Applicant's summary and conclusion

Conclusions:

Based on the changes observed in the present 13 week oral toxicity study performed in Sprague Dawley rats the NOAEL was considered to be 225 mg/kg bw/d in males and 75 mg/kg bw/d in females (highest doses tested).

Executive summary:

The oral toxicity of the test substancewhen given by daily administration to rats, has been investigated over a period of 13 consecutive weeks and recovery from any potential treatment-related effects over a period of 4 consecutive weeks.

No mortality occurred and no significant clinical signs were observed during the in vivo phase of the study. The slight reductions in body weight and food consumption observed in the high dose animals were not considered to be of toxicological importance due to the low magnitude (<20%).

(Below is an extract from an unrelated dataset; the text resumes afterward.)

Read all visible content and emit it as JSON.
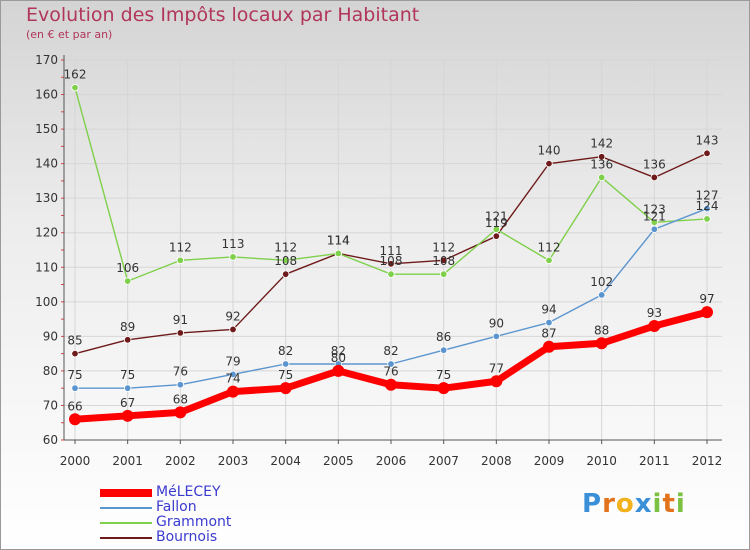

The statistically significant changes observed in haematological parameters during dosing and/or recovery phase were considered to be of no toxicological significance, as they were of low severity and not dose-related. Minor fluctuations of some biochemical parameters were recorded in treated animals during the dosing and/or recovery phase. However, changes were of low magnitude and not in a direction to have pathological importance. In addition, there were no histopathological findings which could be related with the liver and kidney markers changes. Therefore they were considered to be of no toxicological importance. No changes of toxicological significance were observed in urine parameters. A slight but statistically significant decrease of the absolute and relative weight of the spleen was observed in the males dosed at 225 mg/kg/day. The toxicologically significance of this change was not supported by the microscopic examination of this organ. No changes of toxicological significance were found at post mortem macroscopic observation and microscopic examination performed at the end treatment and recovery periods. No abnormalities were noted at the evaluation in the seminiferous tubules of the stage in the spermatogenic cycle and in the integrity of the various cell types within the different stages.

On the basis of these results, some slight changes were seen at the high doses of 225 mg/kg/day for males and 75 mg/kg/day for females. However, these changes were of low magnitude and/or inconsistent between sexes. In addition, no lesions were observed at histopathological examination of tissues/organs.